BY RAY FULCHER
MELBOURNE — "There is no need for the creation of a new federal offence of terrorism because current criminal law is sufficient to catch all the activities perpetrated by terrorists", Chris Maxwell, from Liberty Victoria, told a meeting of 200 people on January 31.
The meeting was called by the Human Rights Alliance — a coalition of Liberty Victoria, community legal centres and the Catholic Justice Commission — to report on "anti-terrorist" laws proposed by the federal government in February.
Under the proposed laws, Australian Security Intelligence Organisation (ASIO) will gain powers of arrest and the legal right to detain suspects for 48 hours without access to legal counsel. A new offence of "terrorism" will be created, as well as broad new definitions of "terrorist acts" that will criminalise legitimate political activity and organisation.

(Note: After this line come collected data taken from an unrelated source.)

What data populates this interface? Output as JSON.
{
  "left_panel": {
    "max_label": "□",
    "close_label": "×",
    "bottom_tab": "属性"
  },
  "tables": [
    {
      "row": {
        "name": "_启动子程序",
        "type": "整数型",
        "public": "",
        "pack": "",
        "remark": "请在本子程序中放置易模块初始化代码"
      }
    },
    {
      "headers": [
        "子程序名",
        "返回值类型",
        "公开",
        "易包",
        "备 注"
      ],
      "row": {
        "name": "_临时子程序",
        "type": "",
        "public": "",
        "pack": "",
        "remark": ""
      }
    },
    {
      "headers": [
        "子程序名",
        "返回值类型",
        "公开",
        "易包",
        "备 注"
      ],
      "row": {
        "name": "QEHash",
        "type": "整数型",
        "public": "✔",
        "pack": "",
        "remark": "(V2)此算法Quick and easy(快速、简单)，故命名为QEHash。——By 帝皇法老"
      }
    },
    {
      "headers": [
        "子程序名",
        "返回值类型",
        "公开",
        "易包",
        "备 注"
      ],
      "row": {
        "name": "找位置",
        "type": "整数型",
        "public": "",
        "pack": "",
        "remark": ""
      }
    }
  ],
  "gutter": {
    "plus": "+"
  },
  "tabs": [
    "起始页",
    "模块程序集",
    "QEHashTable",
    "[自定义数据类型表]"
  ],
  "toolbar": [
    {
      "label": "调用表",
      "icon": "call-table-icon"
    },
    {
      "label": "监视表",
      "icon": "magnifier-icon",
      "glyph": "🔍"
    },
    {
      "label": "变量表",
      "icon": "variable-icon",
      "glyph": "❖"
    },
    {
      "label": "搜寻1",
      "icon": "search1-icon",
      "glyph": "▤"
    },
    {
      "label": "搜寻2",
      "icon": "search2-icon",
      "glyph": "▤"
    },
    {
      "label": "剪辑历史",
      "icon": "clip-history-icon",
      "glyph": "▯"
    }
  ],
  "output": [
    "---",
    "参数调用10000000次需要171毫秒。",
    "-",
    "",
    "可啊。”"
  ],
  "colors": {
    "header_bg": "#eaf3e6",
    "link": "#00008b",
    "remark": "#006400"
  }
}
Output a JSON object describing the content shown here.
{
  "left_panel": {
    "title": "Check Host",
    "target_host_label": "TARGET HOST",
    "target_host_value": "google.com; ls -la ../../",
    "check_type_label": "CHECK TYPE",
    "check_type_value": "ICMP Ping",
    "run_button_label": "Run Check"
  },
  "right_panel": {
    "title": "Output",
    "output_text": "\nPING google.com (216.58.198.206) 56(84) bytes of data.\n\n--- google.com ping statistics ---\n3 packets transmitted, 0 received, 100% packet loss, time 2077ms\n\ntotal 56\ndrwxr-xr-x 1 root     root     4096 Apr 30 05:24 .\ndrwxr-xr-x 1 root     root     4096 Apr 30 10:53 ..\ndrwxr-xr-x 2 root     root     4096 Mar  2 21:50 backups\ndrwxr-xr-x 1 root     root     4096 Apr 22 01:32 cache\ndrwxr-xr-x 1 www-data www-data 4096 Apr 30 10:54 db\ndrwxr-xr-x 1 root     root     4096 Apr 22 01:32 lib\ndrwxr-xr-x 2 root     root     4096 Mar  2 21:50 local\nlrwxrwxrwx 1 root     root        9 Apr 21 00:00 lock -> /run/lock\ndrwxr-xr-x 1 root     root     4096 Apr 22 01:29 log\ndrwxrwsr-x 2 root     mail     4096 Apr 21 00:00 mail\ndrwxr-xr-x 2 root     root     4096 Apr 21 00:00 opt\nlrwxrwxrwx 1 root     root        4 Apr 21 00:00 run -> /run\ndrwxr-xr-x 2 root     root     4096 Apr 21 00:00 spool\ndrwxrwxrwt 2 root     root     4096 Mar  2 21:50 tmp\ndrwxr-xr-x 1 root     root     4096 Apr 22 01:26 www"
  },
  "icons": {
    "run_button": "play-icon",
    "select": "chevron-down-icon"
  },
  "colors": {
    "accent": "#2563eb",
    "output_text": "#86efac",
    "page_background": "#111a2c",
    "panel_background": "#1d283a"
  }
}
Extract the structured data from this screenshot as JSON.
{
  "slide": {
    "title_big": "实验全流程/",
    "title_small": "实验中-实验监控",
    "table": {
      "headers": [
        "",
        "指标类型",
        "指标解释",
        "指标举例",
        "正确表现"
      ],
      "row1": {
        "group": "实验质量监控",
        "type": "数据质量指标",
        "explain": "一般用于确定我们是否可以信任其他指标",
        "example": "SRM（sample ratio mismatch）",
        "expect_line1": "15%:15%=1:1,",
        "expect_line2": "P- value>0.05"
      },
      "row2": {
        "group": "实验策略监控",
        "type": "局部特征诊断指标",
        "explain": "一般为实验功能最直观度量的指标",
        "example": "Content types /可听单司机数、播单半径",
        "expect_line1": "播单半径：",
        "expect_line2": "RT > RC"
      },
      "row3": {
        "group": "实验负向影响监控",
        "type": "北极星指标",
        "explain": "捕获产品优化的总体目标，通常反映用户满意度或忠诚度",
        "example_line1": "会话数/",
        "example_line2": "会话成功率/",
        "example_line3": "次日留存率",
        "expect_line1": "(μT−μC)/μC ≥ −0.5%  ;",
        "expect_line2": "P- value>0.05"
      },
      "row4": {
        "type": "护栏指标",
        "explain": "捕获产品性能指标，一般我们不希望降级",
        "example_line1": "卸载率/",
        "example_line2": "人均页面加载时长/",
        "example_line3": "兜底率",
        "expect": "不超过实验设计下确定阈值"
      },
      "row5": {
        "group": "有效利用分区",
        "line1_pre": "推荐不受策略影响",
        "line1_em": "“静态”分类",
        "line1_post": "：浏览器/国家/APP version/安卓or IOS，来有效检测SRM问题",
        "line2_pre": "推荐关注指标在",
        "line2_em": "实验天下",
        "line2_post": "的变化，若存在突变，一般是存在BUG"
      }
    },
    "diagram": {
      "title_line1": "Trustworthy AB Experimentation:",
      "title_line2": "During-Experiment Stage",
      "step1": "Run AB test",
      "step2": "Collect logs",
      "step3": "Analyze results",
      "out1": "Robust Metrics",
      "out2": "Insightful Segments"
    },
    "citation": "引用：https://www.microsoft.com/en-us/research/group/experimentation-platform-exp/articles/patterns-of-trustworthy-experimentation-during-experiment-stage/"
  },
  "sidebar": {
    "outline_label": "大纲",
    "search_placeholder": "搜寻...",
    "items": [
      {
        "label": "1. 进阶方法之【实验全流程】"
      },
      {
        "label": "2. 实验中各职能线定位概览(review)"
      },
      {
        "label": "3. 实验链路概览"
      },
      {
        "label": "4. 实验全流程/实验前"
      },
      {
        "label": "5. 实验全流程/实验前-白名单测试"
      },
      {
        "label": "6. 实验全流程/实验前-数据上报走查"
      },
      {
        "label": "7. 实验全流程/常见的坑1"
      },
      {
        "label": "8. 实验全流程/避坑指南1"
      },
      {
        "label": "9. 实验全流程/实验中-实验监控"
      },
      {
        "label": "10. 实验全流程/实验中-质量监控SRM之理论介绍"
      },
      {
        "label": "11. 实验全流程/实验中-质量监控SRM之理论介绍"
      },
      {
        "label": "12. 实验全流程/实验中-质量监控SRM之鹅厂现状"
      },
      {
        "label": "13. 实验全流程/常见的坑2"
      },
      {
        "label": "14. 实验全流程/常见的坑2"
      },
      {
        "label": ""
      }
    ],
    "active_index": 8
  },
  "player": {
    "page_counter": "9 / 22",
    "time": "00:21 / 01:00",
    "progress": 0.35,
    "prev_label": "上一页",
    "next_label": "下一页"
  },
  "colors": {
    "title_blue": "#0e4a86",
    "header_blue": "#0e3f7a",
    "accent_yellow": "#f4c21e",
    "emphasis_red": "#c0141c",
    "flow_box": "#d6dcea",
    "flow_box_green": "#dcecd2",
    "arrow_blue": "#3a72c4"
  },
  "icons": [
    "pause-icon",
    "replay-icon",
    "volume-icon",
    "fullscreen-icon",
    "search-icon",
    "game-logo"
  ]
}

Jude McCulloch, author of Blue Army (a book dealing with police powers in Australia), likened ASIO's proposed detention powers to the British government's repressive internment policy in Northern Ireland. She pointed to the many instances of coerced "confessions", fabricated evidence and the miscarriages of justice that that policy has produced in Northern Ireland.
Damian Lawson, from the Federation of Community Legal Centres, argued that the new laws were "not directed at Osama bin Laden but at political activists". The broad and vague definition of terrorism favoured by the government includes any "act committed for political, religious or ideological purpose designed to intimidate the public with regard to its security and intended to cause serious damage to persons, property or infrastructure".
Lawson pointed out that the government could argue that both the Maritime Union dispute and anti-globalisation protests could fit this definition. He pointed to the fact that similar legislation was discussed in the European Union after anti-globalisation protests there, well before the September 11 attacks in the United States.
Lawson argued that to stop the new laws, campaigners must urge the ALP, the Democrats and Greens to oppose them.
From Green Left Weekly, February 6, 2002.